Reputation: 12108
I have a DataFrame
like this:
df
:
fruit val1 val2
0 orange 15 3
1 apple 10 13
2 mango 5 5
How do I get Pandas to give me a cumulative sum and percentage column on only val1
?
Desired output:
df_with_cumsum
:
fruit val1 val2 cum_sum cum_perc
0 orange 15 3 15 50.00
1 apple 10 13 25 83.33
2 mango 5 5 30 100.00
I tried df.cumsum()
, but it's giving me this error:
TypeError: ufunc 'isnan' not supported for the input types, and the inputs could not be safely coerced to any supported types according to the casting rule ''safe''
Upvotes: 76
Views: 106145
Reputation: 21
The above answer is good, but out of date. I have updated it so that it works.

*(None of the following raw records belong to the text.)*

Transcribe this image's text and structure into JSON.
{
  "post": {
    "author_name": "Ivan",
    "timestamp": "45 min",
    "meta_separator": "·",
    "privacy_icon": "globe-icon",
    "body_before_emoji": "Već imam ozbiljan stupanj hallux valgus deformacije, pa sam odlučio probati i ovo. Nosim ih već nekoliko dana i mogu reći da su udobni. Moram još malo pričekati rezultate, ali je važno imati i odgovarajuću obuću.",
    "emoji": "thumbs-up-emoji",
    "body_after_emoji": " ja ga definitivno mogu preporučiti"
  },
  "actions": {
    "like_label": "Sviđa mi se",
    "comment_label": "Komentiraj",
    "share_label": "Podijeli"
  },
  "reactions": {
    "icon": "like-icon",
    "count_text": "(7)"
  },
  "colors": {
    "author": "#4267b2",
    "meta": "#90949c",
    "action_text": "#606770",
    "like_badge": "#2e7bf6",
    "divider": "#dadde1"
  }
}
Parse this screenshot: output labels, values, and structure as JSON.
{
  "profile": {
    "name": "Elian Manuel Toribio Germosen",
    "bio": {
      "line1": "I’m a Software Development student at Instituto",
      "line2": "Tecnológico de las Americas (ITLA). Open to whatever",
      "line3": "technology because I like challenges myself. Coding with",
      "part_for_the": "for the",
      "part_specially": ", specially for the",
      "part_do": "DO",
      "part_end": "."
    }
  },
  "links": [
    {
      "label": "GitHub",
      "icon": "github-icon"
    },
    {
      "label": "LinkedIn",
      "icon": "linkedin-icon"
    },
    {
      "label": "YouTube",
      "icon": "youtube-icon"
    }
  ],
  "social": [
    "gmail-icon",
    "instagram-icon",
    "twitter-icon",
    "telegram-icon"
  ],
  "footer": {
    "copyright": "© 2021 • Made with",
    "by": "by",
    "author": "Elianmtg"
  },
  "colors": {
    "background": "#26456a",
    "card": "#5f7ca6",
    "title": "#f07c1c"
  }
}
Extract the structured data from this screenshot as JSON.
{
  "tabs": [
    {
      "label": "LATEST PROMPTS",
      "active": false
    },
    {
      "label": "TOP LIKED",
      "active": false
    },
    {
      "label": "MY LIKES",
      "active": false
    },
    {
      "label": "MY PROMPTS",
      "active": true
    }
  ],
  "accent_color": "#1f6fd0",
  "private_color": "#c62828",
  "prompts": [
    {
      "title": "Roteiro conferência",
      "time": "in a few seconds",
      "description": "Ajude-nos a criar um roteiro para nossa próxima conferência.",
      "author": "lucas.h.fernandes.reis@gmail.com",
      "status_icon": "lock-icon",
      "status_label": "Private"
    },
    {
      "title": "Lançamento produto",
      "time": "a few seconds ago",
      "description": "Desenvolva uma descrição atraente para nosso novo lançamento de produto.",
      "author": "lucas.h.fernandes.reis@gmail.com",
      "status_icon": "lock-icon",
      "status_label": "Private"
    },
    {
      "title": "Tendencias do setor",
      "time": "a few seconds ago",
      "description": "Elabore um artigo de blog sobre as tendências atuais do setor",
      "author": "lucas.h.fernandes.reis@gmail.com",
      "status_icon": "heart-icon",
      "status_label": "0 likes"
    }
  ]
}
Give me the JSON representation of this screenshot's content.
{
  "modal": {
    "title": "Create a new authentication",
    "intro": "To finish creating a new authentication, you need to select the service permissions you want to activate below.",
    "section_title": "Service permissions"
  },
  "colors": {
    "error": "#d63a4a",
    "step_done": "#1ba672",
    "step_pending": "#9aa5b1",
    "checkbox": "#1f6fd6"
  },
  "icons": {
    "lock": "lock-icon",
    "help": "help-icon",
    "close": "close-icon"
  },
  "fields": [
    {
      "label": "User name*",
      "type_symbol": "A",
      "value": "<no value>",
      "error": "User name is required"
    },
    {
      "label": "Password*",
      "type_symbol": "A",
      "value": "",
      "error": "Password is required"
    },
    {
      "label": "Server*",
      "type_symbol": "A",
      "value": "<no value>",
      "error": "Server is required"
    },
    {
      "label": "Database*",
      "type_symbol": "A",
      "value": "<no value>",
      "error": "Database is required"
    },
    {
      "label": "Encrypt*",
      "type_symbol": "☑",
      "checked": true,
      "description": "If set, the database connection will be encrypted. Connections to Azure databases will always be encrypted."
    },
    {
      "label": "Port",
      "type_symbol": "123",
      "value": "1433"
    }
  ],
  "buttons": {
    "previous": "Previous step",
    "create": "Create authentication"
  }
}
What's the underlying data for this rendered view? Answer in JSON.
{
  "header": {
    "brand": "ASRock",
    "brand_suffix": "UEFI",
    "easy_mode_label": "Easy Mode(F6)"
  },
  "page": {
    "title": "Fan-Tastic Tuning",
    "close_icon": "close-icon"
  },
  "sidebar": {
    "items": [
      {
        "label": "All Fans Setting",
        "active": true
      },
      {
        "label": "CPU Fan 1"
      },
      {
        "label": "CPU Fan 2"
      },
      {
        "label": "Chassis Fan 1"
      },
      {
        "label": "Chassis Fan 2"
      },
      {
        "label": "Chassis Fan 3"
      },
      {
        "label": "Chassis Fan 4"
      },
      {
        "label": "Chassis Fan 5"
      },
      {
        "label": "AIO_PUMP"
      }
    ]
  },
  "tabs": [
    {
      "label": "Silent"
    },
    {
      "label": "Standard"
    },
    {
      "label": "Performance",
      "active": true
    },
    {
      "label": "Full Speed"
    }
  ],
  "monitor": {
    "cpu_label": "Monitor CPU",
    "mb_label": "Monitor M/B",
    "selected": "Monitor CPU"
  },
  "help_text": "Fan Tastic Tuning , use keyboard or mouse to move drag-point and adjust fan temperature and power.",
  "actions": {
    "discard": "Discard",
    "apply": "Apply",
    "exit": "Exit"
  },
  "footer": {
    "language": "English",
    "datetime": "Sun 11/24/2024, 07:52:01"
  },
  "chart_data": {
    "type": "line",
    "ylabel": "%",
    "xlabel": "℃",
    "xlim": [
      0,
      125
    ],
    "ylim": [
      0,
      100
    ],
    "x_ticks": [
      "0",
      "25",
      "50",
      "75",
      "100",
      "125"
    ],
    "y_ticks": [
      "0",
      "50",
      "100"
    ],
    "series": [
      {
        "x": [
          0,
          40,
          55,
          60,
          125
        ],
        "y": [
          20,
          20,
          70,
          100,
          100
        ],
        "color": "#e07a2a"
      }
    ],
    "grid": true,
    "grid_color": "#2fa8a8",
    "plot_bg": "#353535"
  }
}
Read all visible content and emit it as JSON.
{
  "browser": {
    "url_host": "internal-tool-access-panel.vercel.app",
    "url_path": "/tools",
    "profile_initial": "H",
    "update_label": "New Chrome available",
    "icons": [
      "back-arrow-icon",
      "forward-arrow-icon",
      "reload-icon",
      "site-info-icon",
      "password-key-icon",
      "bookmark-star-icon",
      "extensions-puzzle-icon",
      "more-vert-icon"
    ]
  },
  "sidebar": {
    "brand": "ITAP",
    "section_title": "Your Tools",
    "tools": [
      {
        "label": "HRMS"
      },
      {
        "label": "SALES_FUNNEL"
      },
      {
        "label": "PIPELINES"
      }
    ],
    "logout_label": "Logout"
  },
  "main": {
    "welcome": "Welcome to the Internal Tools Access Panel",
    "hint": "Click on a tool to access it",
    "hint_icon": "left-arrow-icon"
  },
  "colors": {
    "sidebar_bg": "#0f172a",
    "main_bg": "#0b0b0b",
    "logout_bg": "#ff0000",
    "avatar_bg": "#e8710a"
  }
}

df['cum_sum'] = df['val1'].cumsum()
df['cum_perc'] = round((df.cum_sum/df['val1'].sum())*100,2)
Upvotes: 0
Reputation: 251618
df['cum_sum'] = df['val1'].cumsum()
df['cum_perc'] = 100*df['cum_sum']/df['val1'].sum()
This will add the columns to df
. If you want a copy, copy df
first and then do these operations on the copy.
Upvotes: 131
Reputation: 91
It's a good answer, but written in 2014. I just modified a little bit, so it can pass the compiler and results looks similar to the example.
df['cum_sum'] = df["val1"].cumsum()
df['cum_perc'] = round(100*df.cum_sum/df["val1"].sum(),2)
Upvotes: 8